Vampire Hunter D: Pilgrimage of the Sacred and the Profane

Another travelling story! D's not stuck in a village!

Night 7
Vampire Hunter D: Pilgrimage of the Sacred and the Profane (1988) By: Hideyuki Kikuchi, Illustrated By: Yoshitaka Amano

In a town at the edge of an impassable desert where insects dirge, several figures gather. Granny Viper, a 'finder,' offers the Bullow Brothers a commission to get her across the desert. Until a better prospect appears in the form of D. The younger Bullow Brother tries to pick a fight, but Granny implores D to join her. D ignores them both to meet with a gentleman about 'a person D has great interest in.' Thus, the group gathers to reach Barnabus, the village across the desert.
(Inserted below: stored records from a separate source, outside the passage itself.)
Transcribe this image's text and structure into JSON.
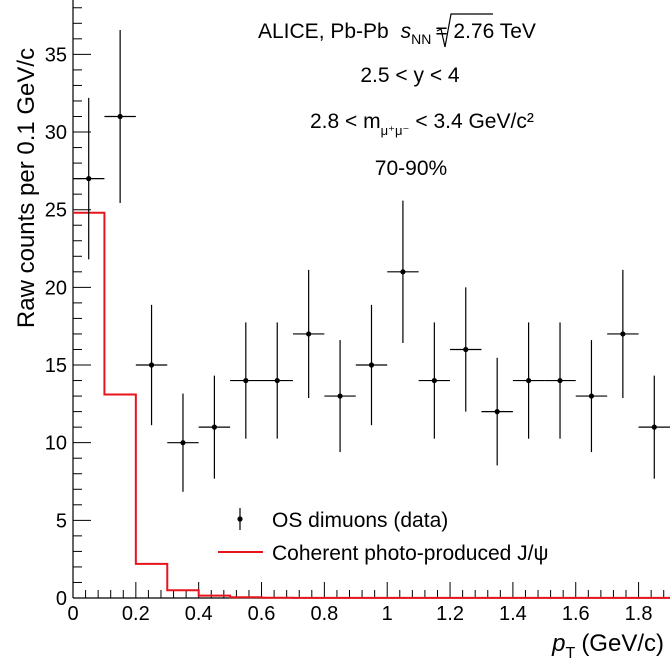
{
  "chart_data": {
    "type": "scatter",
    "ylabel": "Raw counts per 0.1 GeV/c",
    "xlabel_main": "p",
    "xlabel_sub": "T",
    "xlabel_unit": "(GeV/c)",
    "xlim": [
      0,
      1.9
    ],
    "ylim": [
      0,
      38.5
    ],
    "x_ticks": [
      "0",
      "0.2",
      "0.4",
      "0.6",
      "0.8",
      "1",
      "1.2",
      "1.4",
      "1.6",
      "1.8"
    ],
    "y_ticks": [
      "0",
      "5",
      "10",
      "15",
      "20",
      "25",
      "30",
      "35"
    ],
    "annotations": {
      "line1_prefix": "ALICE, Pb-Pb",
      "line1_s": "s",
      "line1_sub": "NN",
      "line1_suffix": "= 2.76 TeV",
      "line2": "2.5 < y < 4",
      "line3_prefix": "2.8 < m",
      "line3_sub": "μ⁺μ⁻",
      "line3_suffix": "< 3.4 GeV/c²",
      "line4": "70-90%"
    },
    "legend": {
      "data_label": "OS dimuons (data)",
      "model_label": "Coherent photo-produced J/ψ"
    },
    "series": [
      {
        "name": "OS dimuons (data)",
        "style": "points",
        "color": "#000000",
        "x": [
          0.05,
          0.15,
          0.25,
          0.35,
          0.45,
          0.55,
          0.65,
          0.75,
          0.85,
          0.95,
          1.05,
          1.15,
          1.25,
          1.35,
          1.45,
          1.55,
          1.65,
          1.75,
          1.85
        ],
        "y": [
          27,
          31,
          15,
          10,
          11,
          14,
          14,
          17,
          13,
          15,
          21,
          14,
          16,
          12,
          14,
          14,
          13,
          17,
          11
        ],
        "xerr": 0.05
      },
      {
        "name": "Coherent photo-produced J/ψ",
        "style": "step-histogram",
        "color": "#e8141c",
        "bin_edges": [
          0,
          0.1,
          0.2,
          0.3,
          0.4,
          0.5,
          0.6,
          0.7,
          0.8,
          0.9,
          1.0,
          1.1,
          1.2,
          1.3,
          1.4,
          1.5,
          1.6,
          1.7,
          1.8,
          1.9
        ],
        "values": [
          24.8,
          13.1,
          2.2,
          0.5,
          0.15,
          0.05,
          0.02,
          0.01,
          0.01,
          0.01,
          0.01,
          0.01,
          0.01,
          0.01,
          0.01,
          0.01,
          0.01,
          0.01,
          0.01
        ]
      }
    ]
  }
}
Unlike the journey in Demon Deathchase, D is allied with the other characters. They don't have the most effective of bonds, but they back each other up for most of the novel. It's nice to be on the road again since D stories usually become way more interesting with multiple locales. However, the desert ends up being far less impressive when the 'psychic attacks' start. They wouldn't be that big of a deal except that they're similar to the dream crap that cropped up last novel. As the novel continues, the dream aspect becomes even more annoying.

Our Hero
D has his own mission but lets his better side shine though in aiding the caravan. He could also just be being practical as he has a book that reveals some of the dangers of the desert. D is well on his road to being a hero, and his nonchalant claims about not caring for his companions really start to get old after he saves them once or twice.

Obscure Observers
Granny Viper is a people finder who'll do anything to get her charge across the desert. Granny Viper is a tough old bird, and her mysterious pot is one of the most original ideas in this book. Her ending is a little tacked on and contradictory. Self loathing can only go so far.

Tae is one of the 'hidden.' Having lived for eight months in a vampire's castle, she is mostly talked about in whispers. Her future likely ruined by this mar in her history. She spends so much of the novel as a liability that it's hard to take her seriously.

The Bullow Brothers serve as Granny Viper's official bodyguards, but the younger has a 'score' to settle with D. Both the brothers are the weakest links in the book. The younger is annoying and contrarian. The older is aloof and disappears for half the novel.

Wasteland Atmosphere
The Western feel bleeds from this book right from the saloon/whorehouse at the start. The Vampire Hunter series has always had something of a Western film influence, but this one really lets that aspect shine. The wasteland itself has some interesting ideas that unfortunately get explained to oblivion by the end.

In the End
The end is where Amano really messes things up. He tries to have a message about preconceptions and judging oneself, but it really ends up muddled an confused. Too much nonsensical plotting and ridiculous betrayals.

This journey is one that's mostly worth taking. Amano mentions that this is his first big attempt at characterization. He makes a good stab at it, but goes a bit too broad. He ends up generalizing on Dhampirs while noting that we've been following the exception for six books now! There is solid action and some fun ideas, but it doesn't quite cut it.